7. Tentcot, Sleeping bag, Chair, Grill, propane, Firewood, Charcoal, Lighter, Clean water, Shovel

8. Cooler with Food and Drinks, Coffee, plenty of fresh water and Ice!

9. Waders, Extra clothes, Jacket, Wading boots, Hats, Towels, Baby powder, Shampoo, Soap

10. Camera, Binoculars, Cellphone, Tunes


----------



## Greatwhite (Mar 28, 2011)

1. Luck


----------



## Yellow Mouth Chaser (Jan 8, 2008)

1.) Rods for targeted fish.
2.) PVC rod holders.
3.) Tackle for targeted fish.
4.) Cast net.
5.) Aerator/live well, battery to run it and a bucket to change the water.
6.)Ray guards. (I don't know how they haven't been mentioned yet)
7.) Fresh water to rinse off with. I carry a 5 gallon ozarka jug with a few extra small bottles.
8.) Towel and a change of clothes.
9.) 2 Ice chests, one for drinks and one for fish.
10.) Family (wife and kids) if they are up for the trip.

Hard to narrow it down to 10

11.) Chairs 
12.) Tools (pliers, knife)
13.) This is a new one I am adding to my normal list. First aid kit with vinegar.
14.) Shade
15.) The kitchen sink if it will fit.

I think I need to buy a trailer to haul everything. HA


----------



## troutless (Feb 17, 2006)

Hey What, when are you coming back home. I enjoyed your detailed reports and photo's of your Terrier.
Oh, We All Need Some MOJO. or at least I do.


----------



## mccain (Oct 20, 2006)

dbarham said:


> Wading belt wading shoes my rod my super spooks and a she dog or 2 a couple soft plastics roach and motor oil colors my stringer my pliers and some beer in my cooler to celebrate! Cmon summer
> 
> Sent from my SCH-I545 using Tapatalk


 X2......Don't forget spoons and maybe a mirrolure...and a do-net


----------



## monkeyman1 (Dec 30, 2007)

Dead Wait's avatar, post #3 and a blanket.


----------



## jagarcia10 (Mar 10, 2011)

troutless said:


> Hey What, when are you coming back home. I enjoyed your detailed reports and photo's of your Terrier.
> Oh, We All Need Some MOJO. or at least I do.

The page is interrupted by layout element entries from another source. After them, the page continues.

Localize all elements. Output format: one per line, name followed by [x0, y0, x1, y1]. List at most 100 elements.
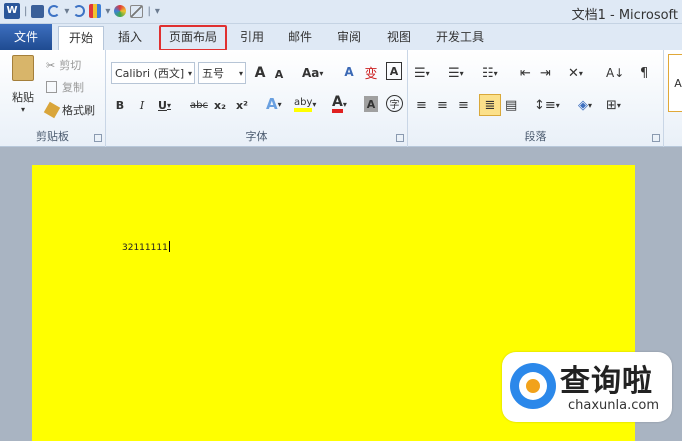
format-dropdown-icon[interactable]: ▾	[105, 6, 110, 17]
tab-references[interactable]: 引用	[234, 26, 270, 50]
cut-label: 剪切	[59, 59, 82, 72]
character-shading-icon: A	[366, 97, 376, 111]
paste-label: 粘贴	[12, 90, 34, 104]
grow-font-button[interactable]: A	[252, 63, 268, 83]
numbering-button[interactable]: ☰ ▾	[448, 63, 464, 83]
shading-button[interactable]: ◈ ▾	[578, 95, 592, 115]
clipboard-dialog-launcher[interactable]	[94, 134, 102, 142]
font-color-button[interactable]: A ▾	[332, 94, 347, 114]
chevron-down-icon: ▾	[187, 68, 192, 78]
line-spacing-button[interactable]: ↕≡ ▾	[534, 95, 560, 115]
draw-icon[interactable]	[130, 4, 144, 18]
chevron-down-icon: ▾	[312, 99, 317, 109]
paint-bucket-icon: ◈	[578, 97, 588, 113]
borders-icon: ⊞	[606, 97, 617, 113]
text-effects-button[interactable]: A ▾	[266, 94, 282, 114]
copy-button[interactable]: 复制	[46, 78, 84, 96]
chevron-down-icon: ▾	[616, 100, 621, 110]
italic-button[interactable]: I	[135, 96, 149, 114]
clear-formatting-button[interactable]: A	[340, 62, 358, 82]
paragraph-dialog-launcher[interactable]	[652, 134, 660, 142]
style-gallery-item[interactable]: A	[668, 54, 682, 112]
sort-button[interactable]: A↓	[606, 63, 624, 83]
watermark-badge: 查询啦 chaxunla.com	[502, 352, 672, 422]
color-wheel-icon[interactable]	[114, 5, 127, 17]
align-left-button[interactable]: ≡	[416, 95, 427, 115]
font-group-label: 字体	[245, 130, 268, 143]
search-logo-icon	[510, 363, 556, 409]
paste-button[interactable]: 粘贴 ▾	[6, 54, 40, 114]
font-size-value: 五号	[202, 67, 224, 80]
enclose-characters-icon: 字	[389, 100, 400, 111]
show-marks-button[interactable]: ¶	[640, 63, 648, 83]
word-app-icon[interactable]: W	[4, 3, 20, 19]
font-name-select[interactable]: Calibri (西文] ▾	[111, 62, 195, 84]
underline-button[interactable]: U ▾	[158, 96, 171, 114]
font-color-icon: A	[332, 95, 343, 113]
tab-insert[interactable]: 插入	[110, 26, 150, 50]
bullets-icon: ☰	[414, 65, 426, 81]
customize-qat-icon[interactable]: ▾	[155, 6, 160, 17]
text-effects-icon: A	[266, 95, 278, 113]
decrease-indent-button[interactable]: ⇤	[520, 63, 531, 83]
qat-separator: |	[24, 5, 28, 17]
highlight-color-button[interactable]: aby ▾	[294, 94, 316, 114]
styles-group: A	[664, 50, 682, 147]
numbering-icon: ☰	[448, 65, 460, 81]
increase-indent-button[interactable]: ⇥	[540, 63, 551, 83]
multilevel-list-button[interactable]: ☷ ▾	[482, 63, 498, 83]
ribbon-tabs: 文件 开始 插入 页面布局 引用 邮件 审阅 视图 开发工具	[0, 24, 682, 51]
subscript-button[interactable]: x₂	[214, 96, 226, 114]
chevron-down-icon: ▾	[277, 99, 282, 109]
align-right-button[interactable]: ≡	[458, 95, 469, 115]
chevron-down-icon: ▾	[588, 100, 593, 110]
highlighter-icon: aby	[294, 97, 313, 112]
character-border-icon: A	[389, 64, 399, 78]
bullets-button[interactable]: ☰ ▾	[414, 63, 430, 83]
justify-button[interactable]: ≣	[479, 94, 501, 116]
cut-button[interactable]: ✂ 剪切	[46, 56, 81, 74]
text-caret	[168, 241, 170, 252]
align-center-button[interactable]: ≡	[437, 95, 448, 115]
font-dialog-launcher[interactable]	[396, 134, 404, 142]
underline-label: U	[158, 98, 167, 112]
tab-file[interactable]: 文件	[0, 24, 52, 50]
strikethrough-button[interactable]: abc	[190, 96, 208, 114]
tab-developer[interactable]: 开发工具	[430, 26, 490, 50]
tab-view[interactable]: 视图	[381, 26, 417, 50]
scissors-icon: ✂	[46, 58, 56, 72]
character-shading-button[interactable]: A	[364, 96, 378, 112]
copy-icon	[46, 81, 57, 93]
font-size-select[interactable]: 五号 ▾	[198, 62, 246, 84]
font-group: Calibri (西文] ▾ 五号 ▾ A A Aa ▾ A 变 A B I U ▾…	[106, 50, 408, 147]
watermark-brand-cn: 查询啦	[560, 364, 653, 399]
character-border-button[interactable]: A	[386, 62, 402, 80]
borders-button[interactable]: ⊞ ▾	[606, 95, 621, 115]
quick-access-toolbar: W | ▾ ▾ | ▾	[4, 3, 160, 19]
change-case-button[interactable]: Aa ▾	[302, 63, 323, 83]
superscript-button[interactable]: x²	[236, 96, 248, 114]
document-text[interactable]: 32111111	[122, 241, 170, 253]
tab-page-layout[interactable]: 页面布局	[159, 25, 227, 51]
pilcrow-icon: ¶	[640, 65, 649, 81]
phonetic-guide-button[interactable]: 变	[362, 62, 380, 82]
watermark-brand-en: chaxunla.com	[568, 398, 659, 413]
tab-home[interactable]: 开始	[58, 26, 104, 50]
undo-dropdown-icon[interactable]: ▾	[64, 6, 69, 17]
redo-icon[interactable]	[73, 5, 86, 17]
tab-review[interactable]: 审阅	[331, 26, 367, 50]
undo-icon[interactable]	[48, 5, 61, 17]
distributed-button[interactable]: ▤	[505, 95, 517, 115]
enclose-characters-button[interactable]: 字	[386, 95, 403, 112]
tab-mailings[interactable]: 邮件	[282, 26, 318, 50]
format-icon[interactable]	[89, 4, 102, 18]
format-painter-button[interactable]: 格式刷	[43, 101, 95, 119]
chinese-layout-icon: ✕	[568, 65, 579, 81]
chinese-layout-button[interactable]: ✕ ▾	[568, 63, 583, 83]
align-right-icon: ≡	[458, 97, 469, 113]
save-icon[interactable]	[31, 4, 45, 18]
phonetic-icon: 变	[364, 66, 378, 82]
shrink-font-button[interactable]: A	[272, 65, 286, 83]
clipboard-group-label: 剪贴板	[36, 130, 69, 143]
bold-button[interactable]: B	[113, 96, 127, 114]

Haha, thanks. I will be back at the end of April but only for 2 weeks. I think I have to come back to Korea for another 3 months after that. Not sure yet. If i have to stay another 3 months I'll post some reports from here.

:brew:


----------



## dbarham (Aug 13, 2005)

mccain said:


> X2......Don't forget spoons and maybe a mirrolure...and a do-net


Yep yep and yep

Sent from my SCH-I545 using Tapatalk


----------



## gigem87 (May 19, 2006)

Reading this list makes me appreciate how varied the types of surf fishing are in Texas.

When I fish in the surf it is in the summer, and I am fishing for trout. If there are none around, I will entertain myself with whatever is biting, but the target species is trout.

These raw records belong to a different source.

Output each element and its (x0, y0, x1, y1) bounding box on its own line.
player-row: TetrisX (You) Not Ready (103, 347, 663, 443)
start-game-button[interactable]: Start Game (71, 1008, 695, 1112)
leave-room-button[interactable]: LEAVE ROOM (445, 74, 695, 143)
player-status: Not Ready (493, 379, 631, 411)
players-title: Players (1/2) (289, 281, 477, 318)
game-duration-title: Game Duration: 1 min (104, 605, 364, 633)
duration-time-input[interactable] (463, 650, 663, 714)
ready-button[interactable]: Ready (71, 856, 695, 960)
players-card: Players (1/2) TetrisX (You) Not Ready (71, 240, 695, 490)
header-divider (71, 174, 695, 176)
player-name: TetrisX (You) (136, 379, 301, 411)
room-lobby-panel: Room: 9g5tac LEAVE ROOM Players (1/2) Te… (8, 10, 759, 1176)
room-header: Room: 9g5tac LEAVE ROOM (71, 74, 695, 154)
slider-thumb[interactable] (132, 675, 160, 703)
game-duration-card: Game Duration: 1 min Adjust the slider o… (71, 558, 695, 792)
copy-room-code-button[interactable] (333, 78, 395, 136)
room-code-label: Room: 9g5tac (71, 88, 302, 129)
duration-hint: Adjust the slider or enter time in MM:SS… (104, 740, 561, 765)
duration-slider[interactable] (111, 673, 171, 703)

One of my favorite aspects of surf fishing is how easy it is, and how little gear I need. I like to drive down to Galveston in the dark, listening to the fishing show on 610 AM radio, and park on the beach just as the sky starts to lighten.

I will have a rod and reel, a small box with a few extra jig heads and soft plastics baits. Maybe a spoon, Mirrolure and/or topwater in there. Belt with a stringer on it. A pair of needle nosed pliers. Wading boots on. That's it.

Putting a few surf specs on that stringer is a great feeling. When it's on, it's so cheap and easy that I feel like I am stealing!

Of course, I do have a spare rod and reel in the truck, and some more baits and terminal tackle. And an ice chest and a filet knife.

****, typing this has got me excited for summer! This year I will be free as a bird during the weekdays. Can't wait to see some of those Wednesday morning, slick calm, green to the beach days that I used to cry about in years' past. This year I will be able to go whenever I want! Bring it on!!!


----------



## mccain (Oct 20, 2006)

ok...I've seen "baby powder" on 2 posts. I'm missing something. please enlighten. could it be dealing with uncle Ted's lyrics "get a little talcum, borrow it from Malcolm"?


----------



## skooter2 (May 3, 2011)

Everything is pretty well covered here. Don't forget a bottle ammonia for jellyfish stings.


----------



## Greatwhite (Mar 28, 2011)

mccain said:


> ok...I've seen "baby powder" on 2 posts. I'm missing something. please enlighten. could it be dealing with uncle Ted's lyrics "get a little talcum, borrow it from Malcolm"?


Baby powder helps with chaffing.

When we stay down for long periods on the sand I'll generally wear some sort of under armor or nike "tight" type of underwear to help keep sand out and at night once you dry off and change apply baby powder.


----------



## AndrewOSpencer (Jul 17, 2013)

Good lists fellas. Definitely helpful.


----------



## kweber (Sep 20, 2005)

hide-away-key...
or extra in a pocket...
especially w/several people in a vehicle.


----------



## Sea-Slug (May 28, 2004)

mccain said:


> ok...I've seen "baby powder" on 2 posts. I'm missing something. please enlighten. could it be dealing with uncle Ted's lyrics "get a little talcum, borrow it from Malcolm"?


 If you ever get a serious case of BEACH BALLS you will know what the powder is for. I like cornstarch. If you stay several days you will get a neon red scrotum and taint and it gets so bad you can barely walk. I would add a small pair of bolt cutters to the list if you use heavy cable and a good tail rope. Sunscreen-bug spray-cast net are essentials. Shovel-bucket-carpet pieces-tow strap-2 by 4 or 2 by 6 or two. Headlight comes in handy.


----------



## Blue Streak Fabrication (Apr 28, 2011)

BABY POWDER

BABY POWDER

BABY POWDER

did I mention I love baby powder?


----------



## fishingtwo (Feb 23, 2009)

*No One Mentioned*

Look out for the 
Birds..


----------



## JustSlabs (Jun 19, 2005)

Boudreaux's Butt Paste comes before anything on my list!


----------



## wiltray4000 (Sep 16, 2010)

These post remind me of the game we used to play when we were traveling out of town. The first person starts by saying, "I'm going surf fishing and I'm taking a rod and reel." The next person says, "I'm going surf fishing and I'm taking a rod and reel and an ice chest." And the list keeps growing.


----------



## Goose Lover (Jan 23, 2012)

1. FLOTATION DEVICE (LIFE PRESERVER) Only this is in order of necessity
2. Cell phone (leave in vehicle or on dry ground in a plastic ziplock bag)
3. Sunscreen
4. Long pants
5. Sunproof shirt
6. Sunproof hat
7. Wade fishing belt with pouch/lure box
8. Sun glasses
9. Diving boots or old shoes for wading
10. Long stringer or mesh bag with O ring


----------